Former Grandaddy frontman’s latest solo record is a veritable joy to the earholes.

Label: Epitaph

Rating: 8

Let’s get this straight from the outset: once you have written and released an album like ‘The Sophtware Slump’, you should be set up for life, surrounded by snivelling flunkies who bring you all the drugs and hookers your heart desires, and fawn over your every fart as though Beethoven himself had orchestrated it. Any follow up or solo records should take years to arrive, and have a clear ‘material excess damaging musical genius’ theme. How that one record hasn’t given Jason Lytle a licence to print money is, frankly, one of the main reasons that we know that the music industry has gone to hell.
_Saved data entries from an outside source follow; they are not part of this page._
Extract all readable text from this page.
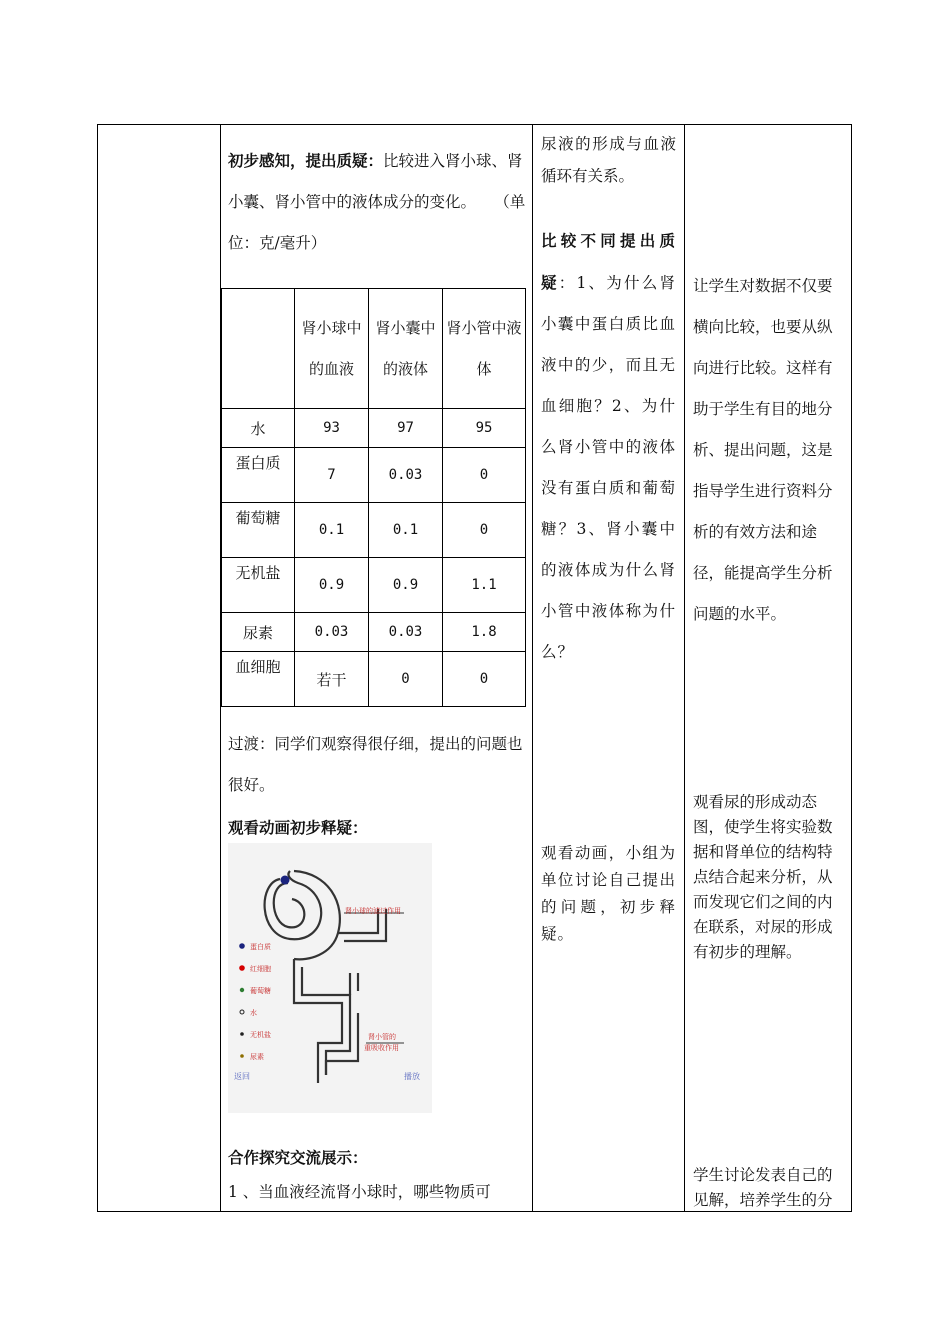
初步感知，提出质疑：比较进入肾小球、肾小囊、肾小管中的液体成分的变化。 （单位：克/毫升）

	肾小球中的血液	肾小囊中的液体	肾小管中液体
水	93	97	95
蛋白质	7	0.03	0
葡萄糖	0.1	0.1	0
无机盐	0.9	0.9	1.1
尿素	0.03	0.03	1.8
血细胞	若干	0	0

过渡：同学们观察得很仔细，提出的问题也很好。

观看动画初步释疑：

肾小球的滤过作用
肾小管的
重吸收作用
蛋白质
红细胞
葡萄糖
水
无机盐
尿素
返回	播放

合作探究交流展示：

1 、当血液经流肾小球时，哪些物质可

尿液的形成与血液循环有关系。
比较不同提出质疑：1、为什么肾小囊中蛋白质比血液中的少，而且无血细胞？2、为什么肾小管中的液体没有蛋白质和葡萄糖？3、肾小囊中的液体成为什么肾小管中液体称为什么？
观看动画，小组为单位讨论自己提出的问题，初步释疑。
让学生对数据不仅要横向比较，也要从纵向进行比较。这样有助于学生有目的地分析、提出问题，这是指导学生进行资料分析的有效方法和途径，能提高学生分析问题的水平。
观看尿的形成动态图，使学生将实验数据和肾单位的结构特点结合起来分析，从而发现它们之间的内在联系，对尿的形成有初步的理解。
学生讨论发表自己的见解，培养学生的分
His loss is definitely our gain though, because were he sleeping on a mattress made of cash, the chances are we wouldn’t be clutching an album as beautifully heartbroken as ‘Dept. Of Disappearance’ in our greedy mitts, and that would be a great shame indeed. Filled with lush yet broken soundscapes and those fragile vocals that characterise all of Lytle’s output, Grandaddy and beyond, the only argument that you could weigh against this latest offering would be that it’s more of the same. But when ‘the same’ is the soundtrack to the most categorically smashed up heart you could ever imagine, well, that’s more than fine, thanks.

Opening with title track ‘Dept. Of Disappearance’, it’s clear from the outset that the blips and swirls of broken synths pitted against slacker guitars are very much still the order of the day. As ever, there’s a sonic depth here that most artists could only dream of attaining, he works melodic light and shade beautifully; perhaps never more so than on ‘Hangtown’, which is a veritable swoonfest. It’s been said that Lytle’s intention was to create a ‘the soundtrack to a non-existent cinematic masterpiece’, and whilst the epic landscapes worked throughout the album confirms that he’s definitely achieved that aim, if tracks like ‘Last Problem Of The Alps’ and ‘Chopin Drives To The Dump’ are anything to go by, it’s one fucked up imaginary film.

That being said, it’s definitely a movie that you’d pay to go see. Granted, it’s a tear jerker; you’ll absolutely need to be packing the Kleenex, but what else would you expect from a man who once created ‘So You’ll Aim Toward The Sky’? No less than ‘Dept. Of Disappearance’, no less than this indeed.